Okie..This guy..Jack Handey..I think he was messed up in the head or something, but he's a funny guy.  These quotes are from him...I think.  I devoted a whole page for them..cause man..they are really funny.  They might not make any sense to you..but thats okay.  I got them..and laughed...a lot!! :-D  Hope you enjoy!


Katie:  #116, is for you!!  EVEN I IF YOU SAY U HAVE NO IDEA WHAT I'M TALKIN ABOUT!  And don't even try to pull
# 126 on me.... u still owe me the money from Wis. Dells Pt.2 !

Traci and Katie:  #336 is jus for you guys!! lol  I swear i didn't change any names..jus think Don=Donny;-)
Deep Thoughts by Jack Handey

#116: I wish my name was Todd, because then I could say, "Yes, my name's Todd. Todd Blankenship." Oh, also I wish my last name was Blankenship.

#78: It's not good to let any kid near a container that has a skull and crossbones on it, because there might be a skeleton costume inside and the kid could put it on and really scare you.

#281: I don't pretend to have all the answers. I don't pretend to even know what the questions are. Hey, where am I?

#365: Whenever you see a bunch of Italian guys talking Italian, just go up to them and start talking fake Italian. They may not understand you exactly, but at least everyone will get a nice warm "Italian" feeling.

#30: If you go parachuting, and your parachute doesn't open, and your friends are all watching you fall, I think a funny gag would be to pretend you were swimming.

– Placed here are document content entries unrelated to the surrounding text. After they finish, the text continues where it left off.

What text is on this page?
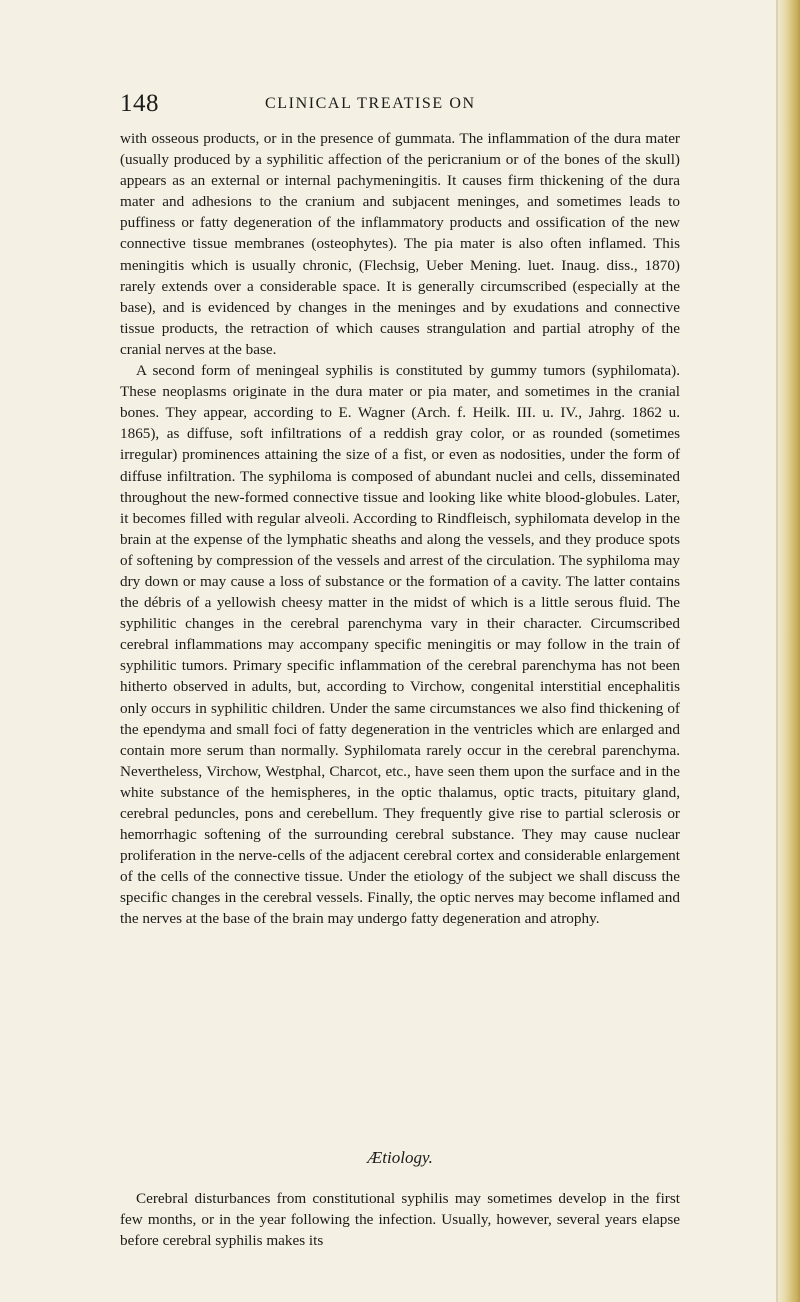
148	CLINICAL TREATISE ON

with osseous products, or in the presence of gummata. The inflammation of the dura mater (usually produced by a syphilitic affection of the pericranium or of the bones of the skull) appears as an external or internal pachymeningitis. It causes firm thickening of the dura mater and adhesions to the cranium and subjacent meninges, and sometimes leads to puffiness or fatty degeneration of the inflammatory products and ossification of the new connective tissue membranes (osteophytes). The pia mater is also often inflamed. This meningitis which is usually chronic, (Flechsig, Ueber Mening. luet. Inaug. diss., 1870) rarely extends over a considerable space. It is generally circumscribed (especially at the base), and is evidenced by changes in the meninges and by exudations and connective tissue products, the retraction of which causes strangulation and partial atrophy of the cranial nerves at the base.

A second form of meningeal syphilis is constituted by gummy tumors (syphilomata). These neoplasms originate in the dura mater or pia mater, and sometimes in the cranial bones. They appear, according to E. Wagner (Arch. f. Heilk. III. u. IV., Jahrg. 1862 u. 1865), as diffuse, soft infiltrations of a reddish gray color, or as rounded (sometimes irregular) prominences attaining the size of a fist, or even as nodosities, under the form of diffuse infiltration. The syphiloma is composed of abundant nuclei and cells, disseminated throughout the new-formed connective tissue and looking like white blood-globules. Later, it becomes filled with regular alveoli. According to Rindfleisch, syphilomata develop in the brain at the expense of the lymphatic sheaths and along the vessels, and they produce spots of softening by compression of the vessels and arrest of the circulation. The syphiloma may dry down or may cause a loss of substance or the formation of a cavity. The latter contains the débris of a yellowish cheesy matter in the midst of which is a little serous fluid. The syphilitic changes in the cerebral parenchyma vary in their character. Circumscribed cerebral inflammations may accompany specific meningitis or may follow in the train of syphilitic tumors. Primary specific inflammation of the cerebral parenchyma has not been hitherto observed in adults, but, according to Virchow, congenital interstitial encephalitis only occurs in syphilitic children. Under the same circumstances we also find thickening of the ependyma and small foci of fatty degeneration in the ventricles which are enlarged and contain more serum than normally. Syphilomata rarely occur in the cerebral parenchyma. Nevertheless, Virchow, Westphal, Charcot, etc., have seen them upon the surface and in the white substance of the hemispheres, in the optic thalamus, optic tracts, pituitary gland, cerebral peduncles, pons and cerebellum. They frequently give rise to partial sclerosis or hemorrhagic softening of the surrounding cerebral substance. They may cause nuclear proliferation in the nerve-cells of the adjacent cerebral cortex and considerable enlargement of the cells of the connective tissue. Under the etiology of the subject we shall discuss the specific changes in the cerebral vessels. Finally, the optic nerves may become inflamed and the nerves at the base of the brain may undergo fatty degeneration and atrophy.

Ætiology.

Cerebral disturbances from constitutional syphilis may sometimes develop in the first few months, or in the year following the infection. Usually, however, several years elapse before cerebral syphilis makes its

#255: If I ever become a mummy, I'm going to have it so when somebody opens my lid a boxing glove on a spring shoots out.

#285: Instead of a trap door, what about an area of the floor that just shoots up real quick and smashes the guy against the ceiling?

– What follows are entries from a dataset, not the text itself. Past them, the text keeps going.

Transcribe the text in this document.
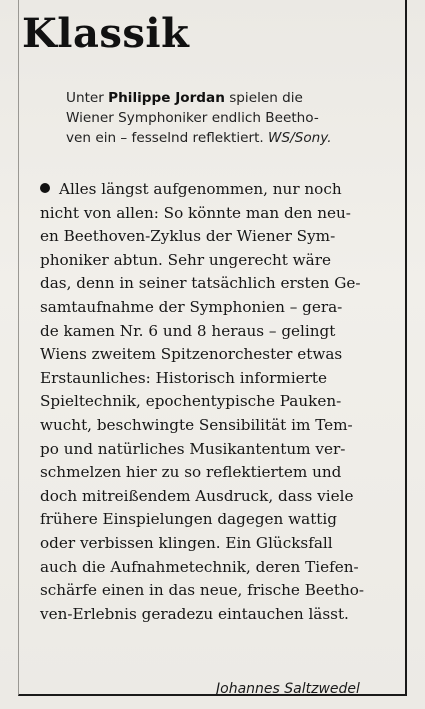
Klassik
Unter Philippe Jordan spielen die
Wiener Symphoniker endlich Beetho-
ven ein – fesselnd reflektiert. WS/Sony.
Alles längst aufgenommen, nur noch
nicht von allen: So könnte man den neu-
en Beethoven-Zyklus der Wiener Sym-
phoniker abtun. Sehr ungerecht wäre
das, denn in seiner tatsächlich ersten Ge-
samtaufnahme der Symphonien – gera-
de kamen Nr. 6 und 8 heraus – gelingt
Wiens zweitem Spitzenorchester etwas
Erstaunliches: Historisch informierte
Spieltechnik, epochentypische Pauken-
wucht, beschwingte Sensibilität im Tem-
po und natürliches Musikantentum ver-
schmelzen hier zu so reflektiertem und
doch mitreißendem Ausdruck, dass viele
frühere Einspielungen dagegen wattig
oder verbissen klingen. Ein Glücksfall
auch die Aufnahmetechnik, deren Tiefen-
schärfe einen in das neue, frische Beetho-
ven-Erlebnis geradezu eintauchen lässt.
Johannes Saltzwedel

#194: Instead of a trap door, what about a trap window? The guy looks out it, and if he leans too far, he falls out. Wait. I guess that's like a regular window.

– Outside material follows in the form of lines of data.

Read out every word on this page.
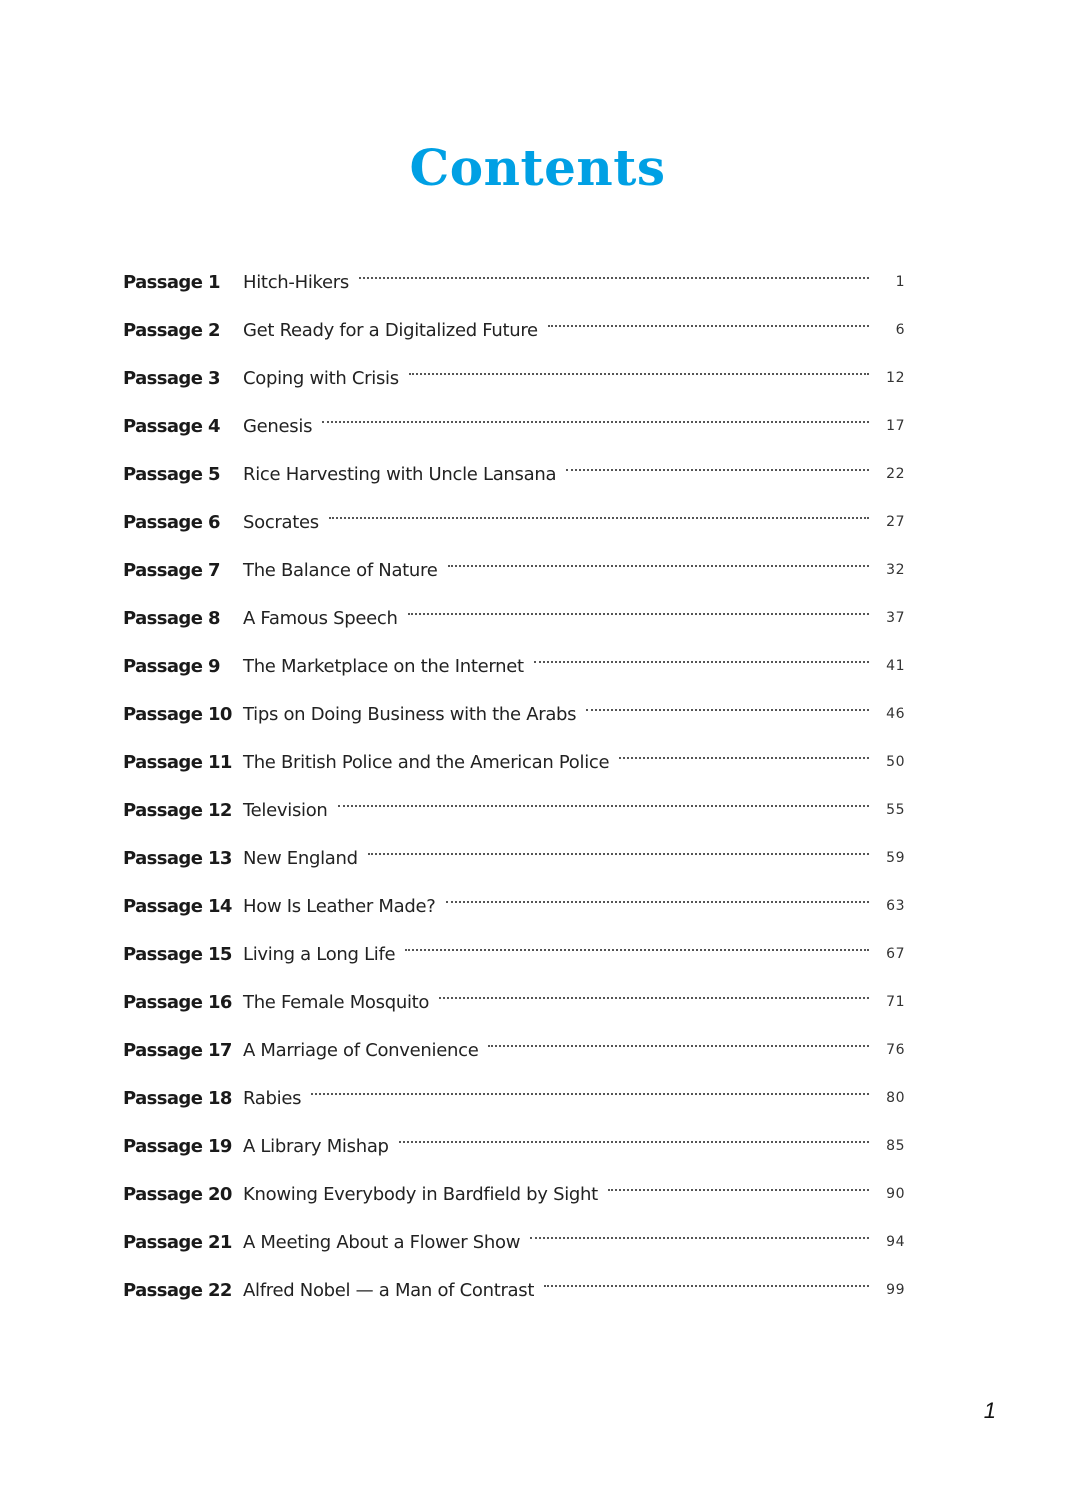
Contents
Passage 1	Hitch-Hikers	1
Passage 2	Get Ready for a Digitalized Future	6
Passage 3	Coping with Crisis	12
Passage 4	Genesis	17
Passage 5	Rice Harvesting with Uncle Lansana	22
Passage 6	Socrates	27
Passage 7	The Balance of Nature	32
Passage 8	A Famous Speech	37
Passage 9	The Marketplace on the Internet	41
Passage 10 Tips on Doing Business with the Arabs	46
Passage 11 The British Police and the American Police	50
Passage 12 Television	55
Passage 13 New England	59
Passage 14 How Is Leather Made?	63
Passage 15 Living a Long Life	67
Passage 16 The Female Mosquito	71
Passage 17 A Marriage of Convenience	76
Passage 18 Rabies	80
Passage 19 A Library Mishap	85
Passage 20 Knowing Everybody in Bardfield by Sight	90
Passage 21 A Meeting About a Flower Show	94
Passage 22 Alfred Nobel — a Man of Contrast	99
1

#3: If a kid asks where rain comes from, I think a cute thing to tell him is "God is crying." And if he asks why God is crying, another cute thing to tell him is "Probably because of something you did."

#2: If you ever fall off the Sears Tower, just go real limp, because maybe you'll look like a dummy and people will try to catch you because, hey, free dummy.

#186: You know one thing that will really make a woman mad? Just run up and kick her in the butt. (P.S. This also works with men.)

#5: If trees could scream, would we be so cavalier about cutting them down? We might, if they screamed all the time, for no good reason.

#228: Somebody told me how frightening it was how much topsoil we are losing each year, but I told that story around the campfire and nobody got scared.

#336: My friend Don is such a loser. But if he was here right now, he'd say I was the loser. No, Don, you're the loser. But if he was here, he'd say I was the loser. No way, Don, you're the loser.

#21: Anytime I see something screech across a room and latch onto someone's neck, and the guy screams and tries to get it off, I have to laugh, because what is that thing?!


#126: I can't stand cheap people. It makes me real made when someone says something like "Hey, when are you going to pay me that hundred dollars you owe me?" or "Do you have that fifty dollars you borrowed?" Man, quit being so cheap!

7. I hope some animal never bores a hole in my head and lays its eggs in my brain, because later you might think you're having a good idea but it's just eggs hatching.

10. Consider the daffodil. And while you're doing that, I'll be over here, looking through your stuff.

88. Many people never stop to realize that a tree is a living thing, not that different from a tall, leafy dog that has roots and is very quiet.

75.  Maybe in order to understand mankind, we have to look at the word itself: "Mankind". Basically, it's made up of two separate words -- "mank" and "ind".
What do these words mean? It's a mystery, and that's why so is mankind.

144.  When I found the skull in the woods, the first thing I did was call the police. But then I got curious about it. I picked it up, and started wondering who this person was, and why he had deer horns.

2.  I hope life isn't a big joke, because I don't get it.